I will complete the review tomorrow since in my time zone I am past midnight and tired. :-)

Comment 14 Ryan Curtin 2012-09-28 00:06:14 UTC
Ah, I removed the leftover license installation and the updated spec is at the usual place:

http://www.mlpack.org/files/mlpack.spec

I did not bump the version since this was such a trivial change and it has no effect on the output.  If I should have bumped it anyway, let me know and I'll do so.

Thanks!

Ryan

Comment 15 José Matos 2012-11-15 15:47:52 UTC
The package has been APPROVED.

I have sponsored you into the packagers group, welcome to Fedora packagers. :-)

Comment 16 Ryan Curtin 2012-11-15 17:25:45 UTC
New Package SCM Request
=======================
Package Name: mlpack
Short Description: Scalable, fast C++ machine learning library
Owners: rcurtin
Branches: f16 f17 f18 el6
InitialCC:

Comment 17 Gwyn Ciesla 2012-11-15 18:23:37 UTC
Git done (by process-git-requests).

Jose, please take ownership of revire BZs, thanks!

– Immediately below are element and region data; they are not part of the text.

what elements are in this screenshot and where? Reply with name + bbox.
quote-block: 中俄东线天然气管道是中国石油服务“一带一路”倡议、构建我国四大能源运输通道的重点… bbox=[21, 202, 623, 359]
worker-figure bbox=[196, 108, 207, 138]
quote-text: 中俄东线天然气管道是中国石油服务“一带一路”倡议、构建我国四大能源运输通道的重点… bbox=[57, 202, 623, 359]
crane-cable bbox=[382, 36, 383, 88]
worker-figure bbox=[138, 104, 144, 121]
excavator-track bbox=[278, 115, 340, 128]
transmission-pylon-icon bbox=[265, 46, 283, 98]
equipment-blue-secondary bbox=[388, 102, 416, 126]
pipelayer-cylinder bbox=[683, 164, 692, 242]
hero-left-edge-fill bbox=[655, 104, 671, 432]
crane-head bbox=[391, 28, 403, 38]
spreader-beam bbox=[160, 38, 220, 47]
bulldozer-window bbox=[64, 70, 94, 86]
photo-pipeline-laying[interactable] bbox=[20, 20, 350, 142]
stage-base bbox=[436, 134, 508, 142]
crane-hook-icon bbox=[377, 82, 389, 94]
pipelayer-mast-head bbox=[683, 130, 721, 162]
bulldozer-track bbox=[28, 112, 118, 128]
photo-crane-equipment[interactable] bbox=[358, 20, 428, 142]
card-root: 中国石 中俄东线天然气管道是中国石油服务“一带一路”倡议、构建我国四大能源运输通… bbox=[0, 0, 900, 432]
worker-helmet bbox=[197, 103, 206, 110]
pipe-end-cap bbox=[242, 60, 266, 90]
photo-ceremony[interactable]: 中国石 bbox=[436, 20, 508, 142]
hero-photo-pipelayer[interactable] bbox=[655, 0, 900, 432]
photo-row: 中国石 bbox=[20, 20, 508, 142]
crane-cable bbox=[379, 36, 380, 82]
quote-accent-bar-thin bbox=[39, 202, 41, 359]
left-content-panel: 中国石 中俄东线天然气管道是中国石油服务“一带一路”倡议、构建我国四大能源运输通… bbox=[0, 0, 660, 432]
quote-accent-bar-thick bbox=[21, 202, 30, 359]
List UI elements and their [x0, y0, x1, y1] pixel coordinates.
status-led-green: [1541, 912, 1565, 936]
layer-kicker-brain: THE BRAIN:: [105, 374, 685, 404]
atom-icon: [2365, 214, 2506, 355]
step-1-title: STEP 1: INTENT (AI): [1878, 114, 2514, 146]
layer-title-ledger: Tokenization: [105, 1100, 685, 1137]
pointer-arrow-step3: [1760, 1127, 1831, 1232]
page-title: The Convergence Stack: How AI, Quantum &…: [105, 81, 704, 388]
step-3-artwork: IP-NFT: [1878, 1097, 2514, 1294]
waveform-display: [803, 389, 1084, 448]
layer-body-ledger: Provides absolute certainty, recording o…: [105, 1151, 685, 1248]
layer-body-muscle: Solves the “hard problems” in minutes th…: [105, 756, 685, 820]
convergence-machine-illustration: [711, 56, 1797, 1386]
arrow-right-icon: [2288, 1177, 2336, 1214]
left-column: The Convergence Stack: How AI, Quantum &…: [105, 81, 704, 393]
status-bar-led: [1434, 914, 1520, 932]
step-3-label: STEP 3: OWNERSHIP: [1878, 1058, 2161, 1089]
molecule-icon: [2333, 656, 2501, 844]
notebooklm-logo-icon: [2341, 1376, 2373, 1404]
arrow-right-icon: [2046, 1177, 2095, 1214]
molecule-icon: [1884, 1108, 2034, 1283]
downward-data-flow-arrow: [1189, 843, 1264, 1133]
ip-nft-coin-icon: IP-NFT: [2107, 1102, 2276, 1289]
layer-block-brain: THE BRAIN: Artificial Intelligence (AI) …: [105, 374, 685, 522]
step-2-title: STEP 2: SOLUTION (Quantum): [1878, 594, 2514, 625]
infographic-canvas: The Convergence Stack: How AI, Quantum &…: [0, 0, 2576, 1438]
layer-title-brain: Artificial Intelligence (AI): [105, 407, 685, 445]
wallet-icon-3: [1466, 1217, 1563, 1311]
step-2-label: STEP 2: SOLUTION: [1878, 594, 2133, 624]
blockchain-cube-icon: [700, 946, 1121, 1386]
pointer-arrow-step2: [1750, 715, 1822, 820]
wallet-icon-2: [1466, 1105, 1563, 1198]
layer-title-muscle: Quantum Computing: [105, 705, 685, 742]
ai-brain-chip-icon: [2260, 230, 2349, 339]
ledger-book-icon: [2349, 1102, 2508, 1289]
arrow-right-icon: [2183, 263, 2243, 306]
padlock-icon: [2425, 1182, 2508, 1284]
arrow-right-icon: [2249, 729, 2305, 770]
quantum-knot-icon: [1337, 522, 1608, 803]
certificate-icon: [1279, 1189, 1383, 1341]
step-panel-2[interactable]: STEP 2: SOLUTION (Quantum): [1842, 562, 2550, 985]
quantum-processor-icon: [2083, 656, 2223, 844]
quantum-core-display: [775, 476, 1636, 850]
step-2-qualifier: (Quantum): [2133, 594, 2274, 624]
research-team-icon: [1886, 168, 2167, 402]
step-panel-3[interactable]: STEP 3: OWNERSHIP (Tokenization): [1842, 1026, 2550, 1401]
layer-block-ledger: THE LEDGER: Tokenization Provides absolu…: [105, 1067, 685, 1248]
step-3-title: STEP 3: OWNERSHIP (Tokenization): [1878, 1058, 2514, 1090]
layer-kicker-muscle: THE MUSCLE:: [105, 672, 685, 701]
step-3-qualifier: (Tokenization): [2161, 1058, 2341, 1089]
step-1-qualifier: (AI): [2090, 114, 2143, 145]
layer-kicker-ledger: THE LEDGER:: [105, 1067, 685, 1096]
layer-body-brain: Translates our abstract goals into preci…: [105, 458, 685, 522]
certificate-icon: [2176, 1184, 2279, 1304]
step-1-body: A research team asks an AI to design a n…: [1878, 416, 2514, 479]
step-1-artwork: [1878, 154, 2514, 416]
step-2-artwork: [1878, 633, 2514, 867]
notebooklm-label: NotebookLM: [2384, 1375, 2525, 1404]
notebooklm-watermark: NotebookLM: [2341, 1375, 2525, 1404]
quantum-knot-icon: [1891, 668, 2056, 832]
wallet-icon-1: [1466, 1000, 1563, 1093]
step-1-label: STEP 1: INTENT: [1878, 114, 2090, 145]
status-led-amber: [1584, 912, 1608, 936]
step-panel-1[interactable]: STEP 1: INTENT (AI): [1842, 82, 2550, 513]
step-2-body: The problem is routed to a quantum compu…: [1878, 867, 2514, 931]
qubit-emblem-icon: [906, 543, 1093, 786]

Comment 18 José Matos 2012-11-15 19:05:00 UTC
Oops, I thought I already had.

Done now.

Comment 19 Fedora Update System 2012-11-20 20:14:44 UTC
mlpack-1.0.1-5.fc18 has been submitted as an update for Fedora 18.
https://admin.fedoraproject.org/updates/mlpack-1.0.1-5.fc18

Comment 20 Fedora Update System 2012-11-20 20:17:08 UTC
mlpack-1.0.1-5.fc17 has been submitted as an update for Fedora 17.
https://admin.fedoraproject.org/updates/mlpack-1.0.1-5.fc17

Comment 21 Fedora Update System 2012-11-27 05:09:18 UTC
mlpack-1.0.1-5.fc18 has been pushed to the Fedora 18 stable repository.

Comment 22 Fedora Update System 2012-12-01 08:40:17 UTC
mlpack-1.0.1-5.fc17 has been pushed to the Fedora 17 stable repository.

Comment 23 Fedora Update System 2013-01-03 01:01:33 UTC
mlpack-1.0.3-4.el6 has been submitted as an update for Fedora EPEL 6.
https://admin.fedoraproject.org/updates/mlpack-1.0.3-4.el6

Comment 24 Fedora Update System 2013-01-04 19:43:49 UTC
mlpack-1.0.3-4.el6 has been pushed to the Fedora EPEL 6 testing repository.

Comment 25 Fedora Update System 2013-01-22 03:32:53 UTC
mlpack-1.0.3-4.el6 has been pushed to the Fedora EPEL 6 stable repository.